The U.S. Navy on Thursday described as “speculative and premature” a comment by a senior official about four acoustic signals picked up underwater in April, which are considered to be one of the few pieces of concrete findings in the ongoing search for the missing Malaysia Airlines Flight MH370.

Michael Dean, the U.S. Navy's deputy director of ocean engineering, told CNN that most countries now believed that the sounds detected by the Towed Pinger Locator in the southern Indian Ocean in April, which prompted Australian search authorities to narrow down the search area, did not come from the missing jetliner, but came from a man-made source.
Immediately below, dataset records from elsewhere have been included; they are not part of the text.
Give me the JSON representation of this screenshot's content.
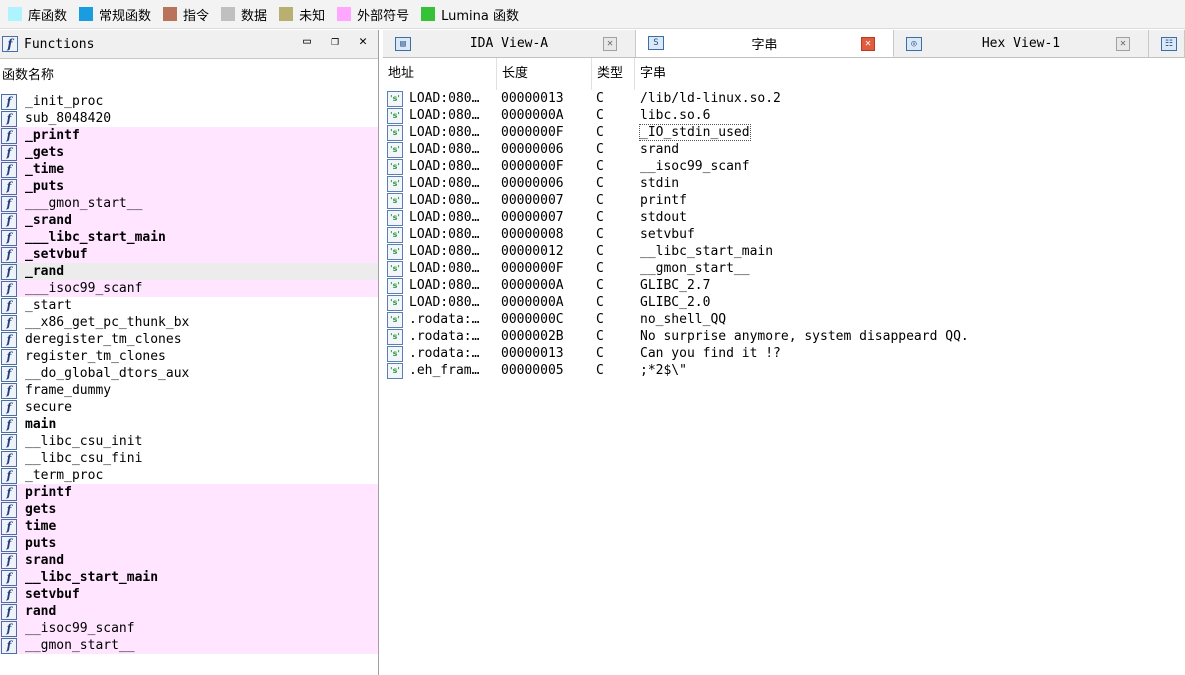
{
  "legend": [
    {
      "label": "库函数",
      "color": "#aef4ff"
    },
    {
      "label": "常规函数",
      "color": "#1a9de0"
    },
    {
      "label": "指令",
      "color": "#b8735a"
    },
    {
      "label": "数据",
      "color": "#c0c0c0"
    },
    {
      "label": "未知",
      "color": "#b8b070"
    },
    {
      "label": "外部符号",
      "color": "#ffa6ff"
    },
    {
      "label": "Lumina 函数",
      "color": "#36c236"
    }
  ],
  "functions_panel": {
    "title": "Functions",
    "column_header": "函数名称",
    "items": [
      {
        "name": "_init_proc",
        "bold": false,
        "style": "normal"
      },
      {
        "name": "sub_8048420",
        "bold": false,
        "style": "normal"
      },
      {
        "name": "_printf",
        "bold": true,
        "style": "pink"
      },
      {
        "name": "_gets",
        "bold": true,
        "style": "pink"
      },
      {
        "name": "_time",
        "bold": true,
        "style": "pink"
      },
      {
        "name": "_puts",
        "bold": true,
        "style": "pink"
      },
      {
        "name": "___gmon_start__",
        "bold": false,
        "style": "pink"
      },
      {
        "name": "_srand",
        "bold": true,
        "style": "pink"
      },
      {
        "name": "___libc_start_main",
        "bold": true,
        "style": "pink"
      },
      {
        "name": "_setvbuf",
        "bold": true,
        "style": "pink"
      },
      {
        "name": "_rand",
        "bold": true,
        "style": "selected"
      },
      {
        "name": "___isoc99_scanf",
        "bold": false,
        "style": "pink"
      },
      {
        "name": "_start",
        "bold": false,
        "style": "normal"
      },
      {
        "name": "__x86_get_pc_thunk_bx",
        "bold": false,
        "style": "normal"
      },
      {
        "name": "deregister_tm_clones",
        "bold": false,
        "style": "normal"
      },
      {
        "name": "register_tm_clones",
        "bold": false,
        "style": "normal"
      },
      {
        "name": "__do_global_dtors_aux",
        "bold": false,
        "style": "normal"
      },
      {
        "name": "frame_dummy",
        "bold": false,
        "style": "normal"
      },
      {
        "name": "secure",
        "bold": false,
        "style": "normal"
      },
      {
        "name": "main",
        "bold": true,
        "style": "normal"
      },
      {
        "name": "__libc_csu_init",
        "bold": false,
        "style": "normal"
      },
      {
        "name": "__libc_csu_fini",
        "bold": false,
        "style": "normal"
      },
      {
        "name": "_term_proc",
        "bold": false,
        "style": "normal"
      },
      {
        "name": "printf",
        "bold": true,
        "style": "pink"
      },
      {
        "name": "gets",
        "bold": true,
        "style": "pink"
      },
      {
        "name": "time",
        "bold": true,
        "style": "pink"
      },
      {
        "name": "puts",
        "bold": true,
        "style": "pink"
      },
      {
        "name": "srand",
        "bold": true,
        "style": "pink"
      },
      {
        "name": "__libc_start_main",
        "bold": true,
        "style": "pink"
      },
      {
        "name": "setvbuf",
        "bold": true,
        "style": "pink"
      },
      {
        "name": "rand",
        "bold": true,
        "style": "pink"
      },
      {
        "name": "__isoc99_scanf",
        "bold": false,
        "style": "pink"
      },
      {
        "name": "__gmon_start__",
        "bold": false,
        "style": "pink"
      }
    ]
  },
  "tabs": [
    {
      "label": "IDA View-A",
      "active": false
    },
    {
      "label": "字串",
      "active": true
    },
    {
      "label": "Hex View-1",
      "active": false
    }
  ],
  "strings_table": {
    "headers": {
      "addr": "地址",
      "len": "长度",
      "type": "类型",
      "str": "字串"
    },
    "rows": [
      {
        "addr": "LOAD:080…",
        "len": "00000013",
        "type": "C",
        "str": "/lib/ld-linux.so.2"
      },
      {
        "addr": "LOAD:080…",
        "len": "0000000A",
        "type": "C",
        "str": "libc.so.6"
      },
      {
        "addr": "LOAD:080…",
        "len": "0000000F",
        "type": "C",
        "str": "_IO_stdin_used"
      },
      {
        "addr": "LOAD:080…",
        "len": "00000006",
        "type": "C",
        "str": "srand"
      },
      {
        "addr": "LOAD:080…",
        "len": "0000000F",
        "type": "C",
        "str": "__isoc99_scanf"
      },
      {
        "addr": "LOAD:080…",
        "len": "00000006",
        "type": "C",
        "str": "stdin"
      },
      {
        "addr": "LOAD:080…",
        "len": "00000007",
        "type": "C",
        "str": "printf"
      },
      {
        "addr": "LOAD:080…",
        "len": "00000007",
        "type": "C",
        "str": "stdout"
      },
      {
        "addr": "LOAD:080…",
        "len": "00000008",
        "type": "C",
        "str": "setvbuf"
      },
      {
        "addr": "LOAD:080…",
        "len": "00000012",
        "type": "C",
        "str": "__libc_start_main"
      },
      {
        "addr": "LOAD:080…",
        "len": "0000000F",
        "type": "C",
        "str": "__gmon_start__"
      },
      {
        "addr": "LOAD:080…",
        "len": "0000000A",
        "type": "C",
        "str": "GLIBC_2.7"
      },
      {
        "addr": "LOAD:080…",
        "len": "0000000A",
        "type": "C",
        "str": "GLIBC_2.0"
      },
      {
        "addr": ".rodata:…",
        "len": "0000000C",
        "type": "C",
        "str": "no_shell_QQ"
      },
      {
        "addr": ".rodata:…",
        "len": "0000002B",
        "type": "C",
        "str": "No surprise anymore, system disappeard QQ."
      },
      {
        "addr": ".rodata:…",
        "len": "00000013",
        "type": "C",
        "str": "Can you find it !?"
      },
      {
        "addr": ".eh_fram…",
        "len": "00000005",
        "type": "C",
        "str": ";*2$\\\""
      }
    ]
  }
}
His comments came after Bluefin-21 wrapped up its mission Wednesday near the area where the signals were detected, after scanning about 329 square miles of the ocean floor within its depth-operating limits for signs of the aircraft with no result.

"Mike Dean's comments today were speculative and premature, as we continue to work with our partners to more thoroughly understand the data acquired by the Towed Pinger Locator," U.S. Navy spokesman Chris Johnson said in a statement, referring to Australia and Malaysia, according to Associated Press. "As such, we would defer to the Australians, as the lead in the search effort, to make additional information known at the appropriate time."
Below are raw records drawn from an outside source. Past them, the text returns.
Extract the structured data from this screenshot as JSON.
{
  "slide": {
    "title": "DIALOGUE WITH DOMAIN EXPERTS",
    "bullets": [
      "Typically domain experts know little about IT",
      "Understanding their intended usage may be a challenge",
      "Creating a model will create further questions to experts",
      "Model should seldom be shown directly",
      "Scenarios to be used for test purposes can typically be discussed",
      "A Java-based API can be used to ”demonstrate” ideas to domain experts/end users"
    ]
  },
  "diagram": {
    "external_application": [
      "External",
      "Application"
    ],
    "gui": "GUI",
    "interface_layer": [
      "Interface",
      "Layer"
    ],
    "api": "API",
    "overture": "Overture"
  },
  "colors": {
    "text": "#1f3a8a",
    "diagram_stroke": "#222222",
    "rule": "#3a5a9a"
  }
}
"I am not saying that what Michael Dean said was inaccurate," the spokesman reportedly said, "but what we are saying is that it is not his place to say it."

Dean said, according to CNN: “Our best theory at this point is that (the pings were) likely some sound produced by the ship ... or within the electronics of the Towed Pinger Locator.”

“Always your fear any time you put electronic equipment in the water is that if any water gets in and grounds or shorts something out, that you could start producing sound,” Dean reportedly said.

The Beijing-bound Malaysia Airlines flight disappeared on March 8 with 239 people on board, shortly after taking off from Kuala Lumpur, triggering a massive, international search effort involving dozens of countries and agencies, and one that is expected to become the most expensive search of its kind in aviation history.